West Memphis Three freed from jail

THREE men convicted in the nightmarish slayings of three Cub Scouts in the US have gone free, nearly two decades after they were sent to prison in a case so gruesome it raised suspicions the children had been sacrificed in a Satanic ritual.

Doubts about the evidence against the trio had persisted for years and threatened to force prosecutors to put on a second trial in 2012.

Instead, the so-called West Memphis Three were permitted to plead guilty to murder in exchange for time served, ending a long-running legal battle that had raised questions about DNA and key witnesses – and attracted support from celebrities such as Eddie Vedder.

The men entered the pleas under a legal provision that allowed them to maintain their innocence while acknowledging that prosecutors had enough evidence to convict them.

“Although I am innocent, this plea is in my best interest,” Jessie Misskelley said.

Damien Echols had been on Arkansas death row and in 1994 came within three weeks of execution. He remained defiant, accusing prosecutors of using innuendo and faulty evidence to convict them.

The third man freed, Jason Baldwin, told reporters he planned to “live my life the best I can and enjoy every moment of it.”

Prosecutor Scott Ellington said it would be “practically impossible” to put on a proper trial after 18 years.

The mother of a witness who testified about Echols’s confession has publicly questioned her daughter’s truthfulness. And a crime lab employee who collected fibre evidence at two of the defendants’ homes has died.

“I believe this case is closed, and there are no other individuals involved,” Ellington said.

Since the original convictions, two of the victims’ families have joined forces with the defence, declaring that the men are innocent, he added.

The victims’ families were notified about the pact ahead of time but were not asked to approve it.

Echols said he and the others would keep working to fully clear their names. The men, who were teenagers when they were convicted, have spent half their lives in prison.

“It’s not perfect by any means,” Echols said of the arrangement. “But it at least brings closure to some areas and some aspects.”

Shortly after the men entered their new pleas, the father of one of the victims spoke out in court.

“Your honour, if you go through with this, you’re going to open Pandora’s box,” Steve Branch protested before deputies led him away. “You’re wrong, your honour. You can stop this right now before you do it.”

All three men were placed on 10 years’ unsupervised probation. If they get in trouble again, they could be sent back to prison for 21 years, Ellington said.

Circuit Judge David Laser acknowledged the case was complex and that families on both sides had suffered. He said the deal would serve justice “the best we can.”

“I don’t think it will make the pain go away,” Laser said.

One person yelled “Baby killers” as the three left the courtroom.

The killings were particularly ghastly. The boys – Steve Branch, Christopher Byers and Michael Moore – were found naked and hogtied, and rumors of Satanism roiled the community in the weeks following their deaths.

Branch and Moore drowned in about 60cm of water; Byers bled to death, and his genitals were mutilated and partially removed.

Police had few leads until receiving a tip that Echols had been seen covered in mud on the night of the boys’ disappearance. The big break came when Misskelley unexpectedly confessed and implicated Baldwin and Echols.
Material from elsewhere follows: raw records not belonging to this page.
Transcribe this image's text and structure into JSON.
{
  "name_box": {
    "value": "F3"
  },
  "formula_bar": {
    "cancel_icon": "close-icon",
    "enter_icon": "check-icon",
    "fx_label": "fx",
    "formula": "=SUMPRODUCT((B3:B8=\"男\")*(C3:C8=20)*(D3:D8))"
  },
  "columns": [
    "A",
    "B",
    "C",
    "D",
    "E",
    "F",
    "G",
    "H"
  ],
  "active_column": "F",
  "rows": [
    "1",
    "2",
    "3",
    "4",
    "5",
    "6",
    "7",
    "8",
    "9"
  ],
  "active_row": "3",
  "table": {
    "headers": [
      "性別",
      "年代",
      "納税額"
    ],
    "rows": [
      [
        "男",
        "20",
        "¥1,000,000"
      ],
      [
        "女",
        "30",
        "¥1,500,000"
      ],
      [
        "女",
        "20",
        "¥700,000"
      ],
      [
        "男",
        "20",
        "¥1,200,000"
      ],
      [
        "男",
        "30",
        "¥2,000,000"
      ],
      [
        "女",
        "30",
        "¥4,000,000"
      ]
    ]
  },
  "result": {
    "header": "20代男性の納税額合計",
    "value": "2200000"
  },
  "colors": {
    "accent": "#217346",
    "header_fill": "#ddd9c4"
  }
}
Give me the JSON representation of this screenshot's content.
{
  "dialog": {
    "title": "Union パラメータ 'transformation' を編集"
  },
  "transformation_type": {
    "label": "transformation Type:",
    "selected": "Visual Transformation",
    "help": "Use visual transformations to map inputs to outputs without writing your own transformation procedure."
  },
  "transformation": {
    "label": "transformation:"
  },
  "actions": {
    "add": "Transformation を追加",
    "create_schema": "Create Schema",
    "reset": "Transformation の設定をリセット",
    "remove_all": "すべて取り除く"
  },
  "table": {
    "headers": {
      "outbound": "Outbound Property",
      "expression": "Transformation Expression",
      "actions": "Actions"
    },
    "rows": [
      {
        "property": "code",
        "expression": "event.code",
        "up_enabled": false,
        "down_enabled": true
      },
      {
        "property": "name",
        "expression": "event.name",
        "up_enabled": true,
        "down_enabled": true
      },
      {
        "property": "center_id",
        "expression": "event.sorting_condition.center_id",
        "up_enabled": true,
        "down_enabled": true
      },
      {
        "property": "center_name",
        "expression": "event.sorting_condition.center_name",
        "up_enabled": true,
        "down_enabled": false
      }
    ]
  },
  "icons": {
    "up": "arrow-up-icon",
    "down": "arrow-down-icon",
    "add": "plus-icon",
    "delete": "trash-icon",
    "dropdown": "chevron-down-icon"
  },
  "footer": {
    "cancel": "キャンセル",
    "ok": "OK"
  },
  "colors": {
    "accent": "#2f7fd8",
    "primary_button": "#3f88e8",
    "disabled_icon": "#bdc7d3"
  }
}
Misskelley, then 17, later recanted, and defence lawyers said he got several parts of the story incorrect.

A 1996 HBO documentary titled “Paradise Lost: The Child Murders at Robin Hood Hills” drew the attention of celebrities including Vedder and Natalie Maines, lead singer of the Dixie Chicks.

Joined by other celebrities, they helped fund a legal team that sought a new trial.

“Why are they innocent?” Vedder said in an interview with The Associated Press last year. “Because there’s nothing that says they’re guilty.”

On Friday, Echols’s wife, Lorri, sat in the front row of a crowded courtroom, next to the Pearl Jam frontman. Vedder put his arm around her during the proceedings.

Last fall, the Arkansas Supreme Court ordered a new hearing for the three and asked a judge to consider allegations of juror misconduct and whether new DNA science could aid the men or uphold the convictions.